İngiliz müfettişin raporu kesindi. Tart! Yani işten atılması. Nedenini de şöyle izah ediyordu. “O çekmeceden 2 kuruş alan yarın on kuruş alır…”
Dün de yazdığım buydu. Yolsuzluğun, hısızlığın, gaspın büyüğü küçüğü yoktur.
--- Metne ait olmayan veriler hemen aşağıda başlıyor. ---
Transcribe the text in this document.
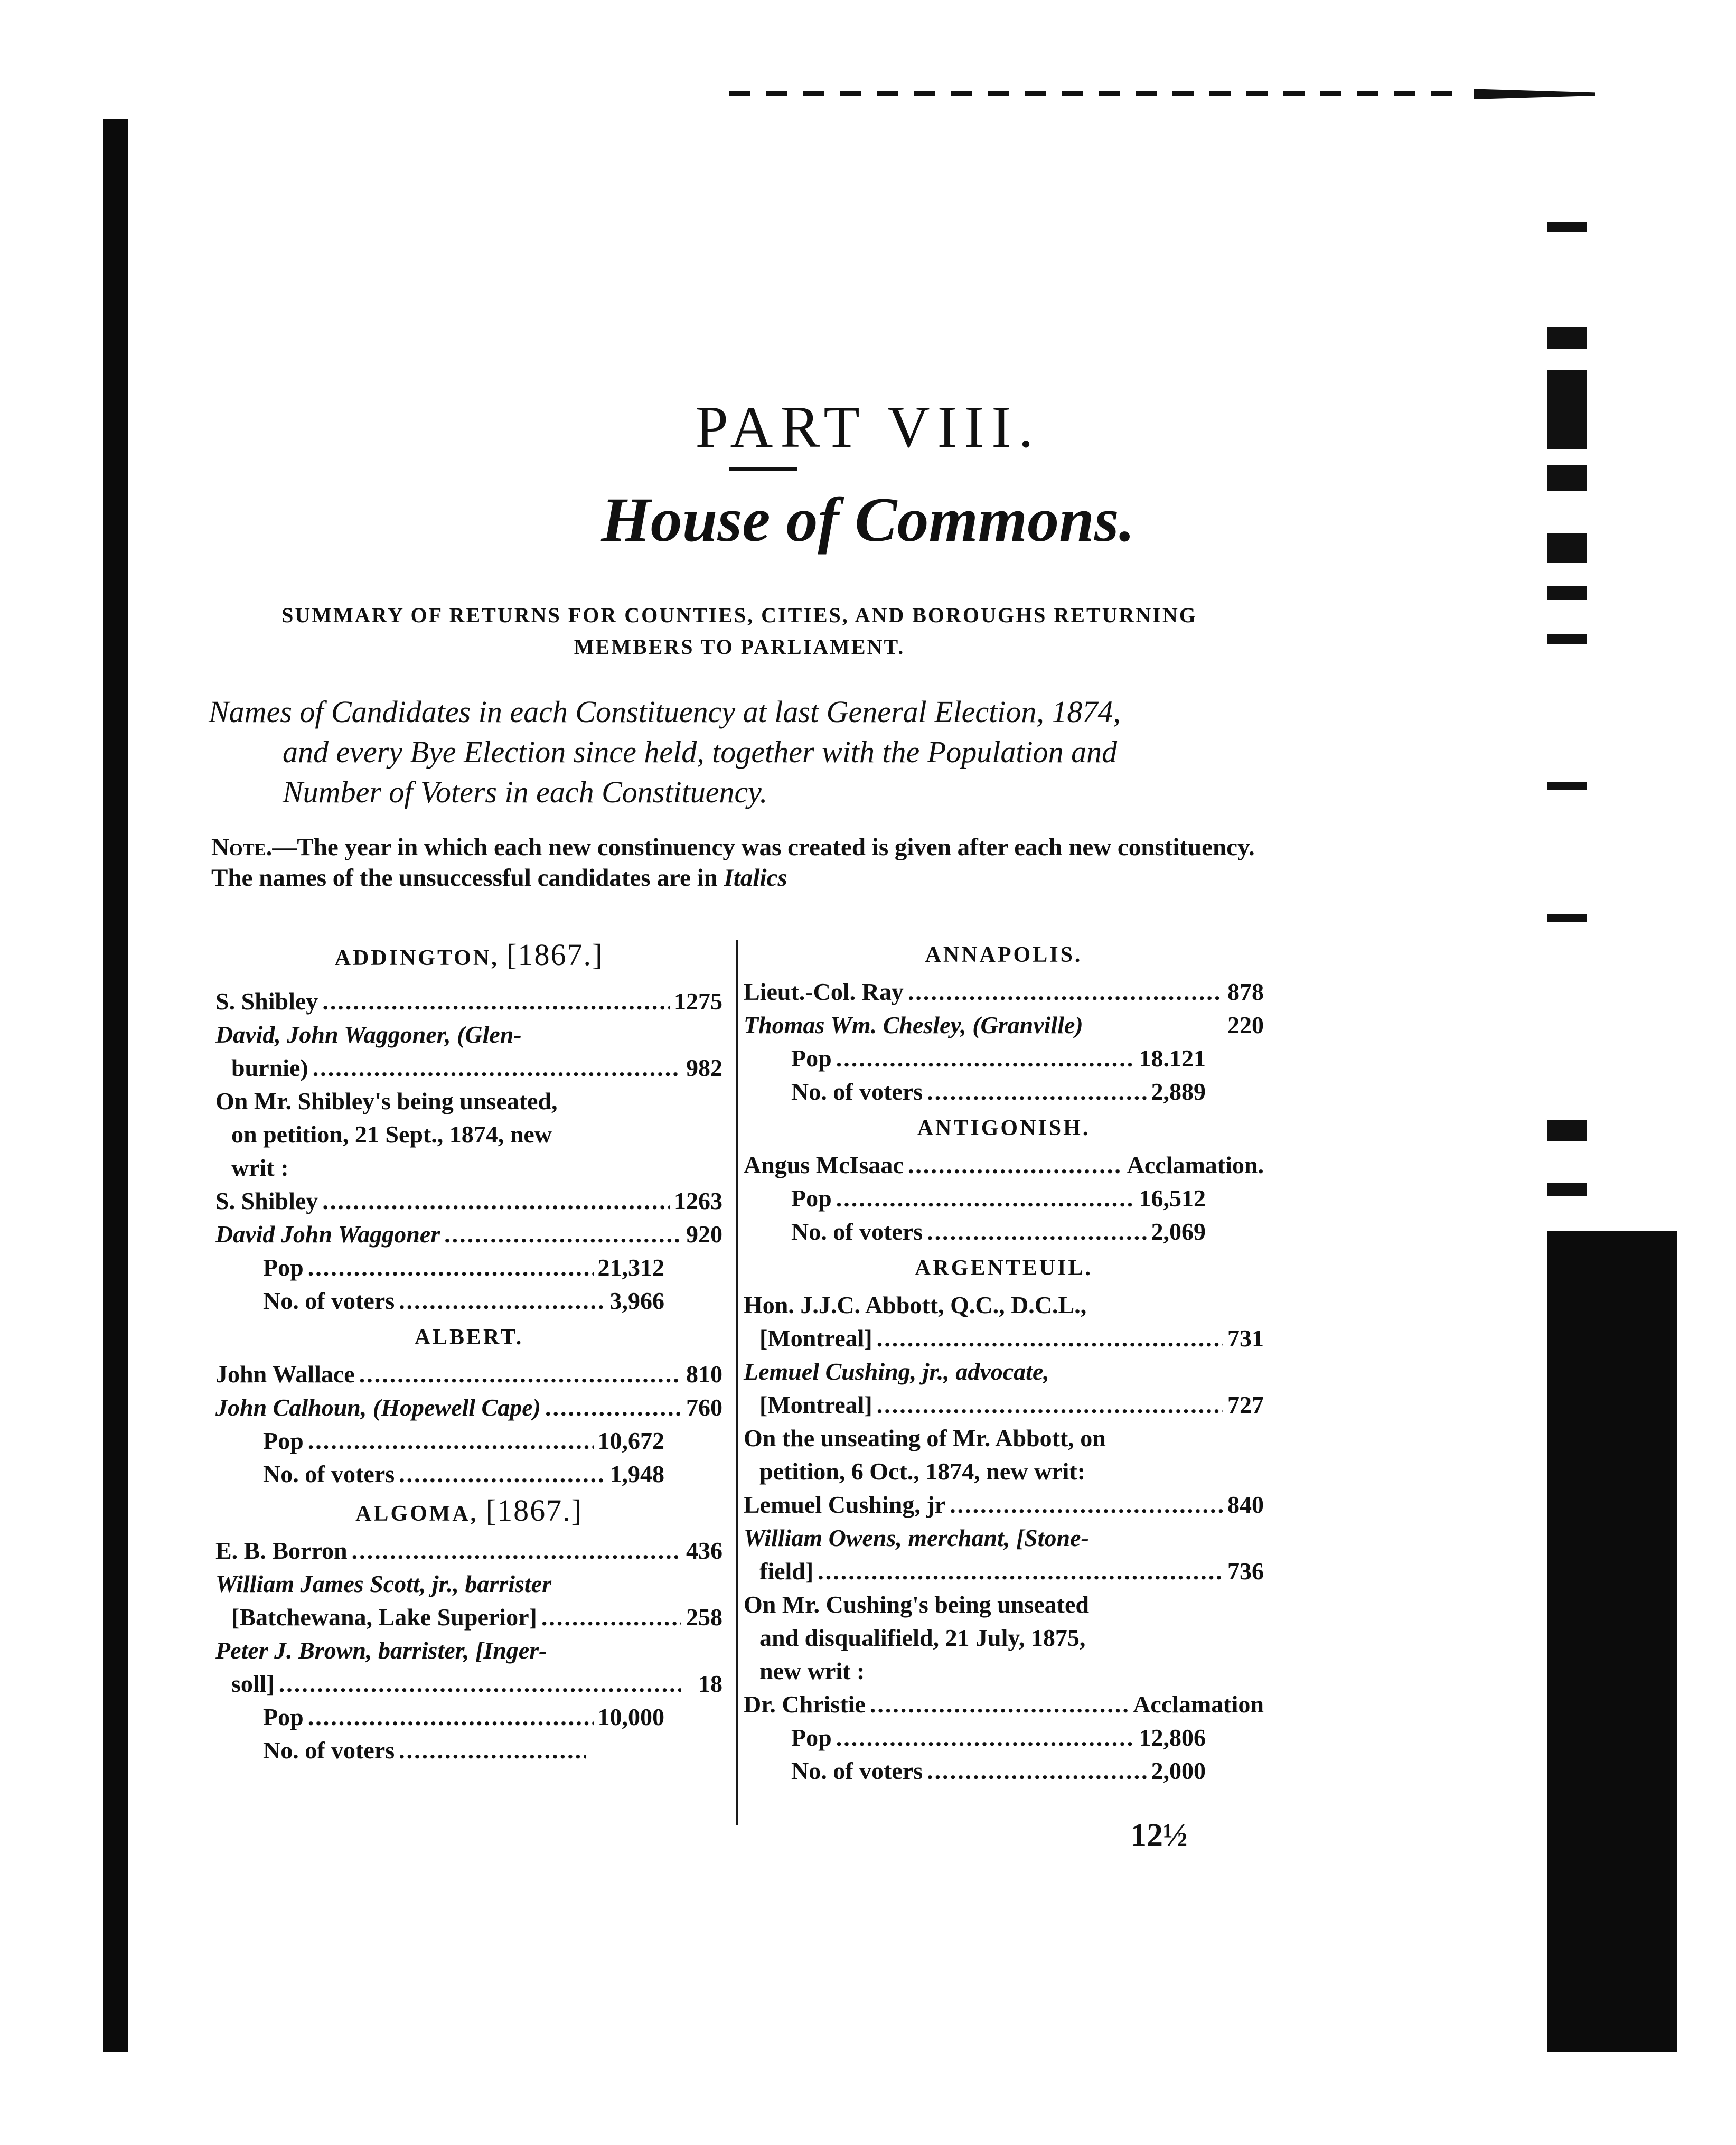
PART VIII.
House of Commons.
SUMMARY OF RETURNS FOR COUNTIES, CITIES, AND BOROUGHS RETURNING
MEMBERS TO PARLIAMENT.
Names of Candidates in each Constituency at last General Election, 1874,
and every Bye Election since held, together with the Population and
Number of Voters in each Constituency.
Note.—The year in which each new constinuency was created is given after each new constituency. The names of the unsuccessful candidates are in Italics
ADDINGTON, [1867.]
S. Shibley .....	1275
David, John Waggoner, (Glen-
burnie) .....	982
On Mr. Shibley's being unseated,
on petition, 21 Sept., 1874, new
writ :
S. Shibley .....	1263
David John Waggoner .....	920
Pop .....	21,312
No. of voters .....	3,966
ALBERT.
John Wallace .....	810
John Calhoun, (Hopewell Cape) .....	760
Pop .....	10,672
No. of voters .....	1,948
ALGOMA, [1867.]
E. B. Borron .....	436
William James Scott, jr., barrister
[Batchewana, Lake Superior] .....	258
Peter J. Brown, barrister, [Inger-
soll] .....	18
Pop .....	10,000
No. of voters
.....
ANNAPOLIS.
Lieut.-Col. Ray .....	878
Thomas Wm. Chesley, (Granville)	220
Pop .....	18.121
No. of voters .....	2,889
ANTIGONISH.
Angus McIsaac .....	Acclamation.
Pop .....	16,512
No. of voters .....	2,069
ARGENTEUIL.
Hon. J.J.C. Abbott, Q.C., D.C.L.,
[Montreal] .....	731
Lemuel Cushing, jr., advocate,
[Montreal] .....	727
On the unseating of Mr. Abbott, on
petition, 6 Oct., 1874, new writ:
Lemuel Cushing, jr .....	840
William Owens, merchant, [Stone-
field] .....	736
On Mr. Cushing's being unseated
and disqualifield, 21 July, 1875,
new writ :
Dr. Christie .....	Acclamation
Pop .....	12,806
No. of voters .....	2,000
12½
Nitekim 1974’den sonra masum ve kaçınılmaz ihtiyaçlar nedeniyle başlayan “ganimet” furyası, sonradan bir toplumsal “hırsızlık ve ahlâksızlık” haline geldi ki en son kaldığımız yerde “devlet arazilerinin yağması ile rant ekonomisi vardır.”
DİKKAT ama. İngiliz “yolsuzluklarla sahtekârlıkları” önce “devlet dairelerinde” o kendine özgü disiplin, ciddiyet, saygı, işe bağlılık unsurlarıyla izale ettiydi.. 2 kuruş bile bir memurun tart edilmesine yeterdi!
Bu nedenle “kamu görevlileri yasası reforma tabi tutulacak haberlerini (ki bir türlü gündeme gelemiyor) çok önemsiyoruz.
Ve her zamanki tekrarımızla ekliyoruz. Ülkeleri krallar kraliçeler, Başbakanlar Cumhurbaşkanları idare etmez. Bürokrasi idare eder.. O bürokrasi ne kadar yetişmiş ve liyakatliyse ülke o kadar iyi yönetilir.. Yolsuzlukların olmasını istemiyorsak önce “bürokrasiyi” iyileştirmeliyiz… **********
KISACA TAKILDIĞIM: (“PİSLİĞİMİZ” NEDEENİYLE REZİL OLUYORUZ!)
Geçen gün Havadis gazetesinde refikim Moreket, Karakum’da, “çöplükte bir vaha” dediği otelde kalan bir İngiliz turistin, KKTC ile ilgili Tripadvisor gazetesindeki makalesini “köşesinde” yayınladı, yorumladı ve sordu? “Böyle bir yere turist neden gelsin”
İngiliz turist çok kısaca KKTC’nin pisliğini, viraneliğini, derbederliğini, yollardaki köpeklerin dışkılarına kadar anlatarak şöyle diyordu: “Çok ülke gezdik ama buradaki zihniyet (KKTC) en kötüsüydü: “Çöpü at ve unut zihniyeti!”
İşte bir turist gözünde imajımız! “Pislik, Viranelik, derbederlik!”
Başbakan Erhürman’ın “seferberlik çağrısını bir daha hatırladım. Nasıl olur, başı kim çeker bilemem ama bu memleketin sil baştan yenilenmeye, kendini kalaylayıp cilalamaya ihtiyacı vardır. Bu insan unsurumuzla bunu nasıl başaracağız, bilemiyorum ama!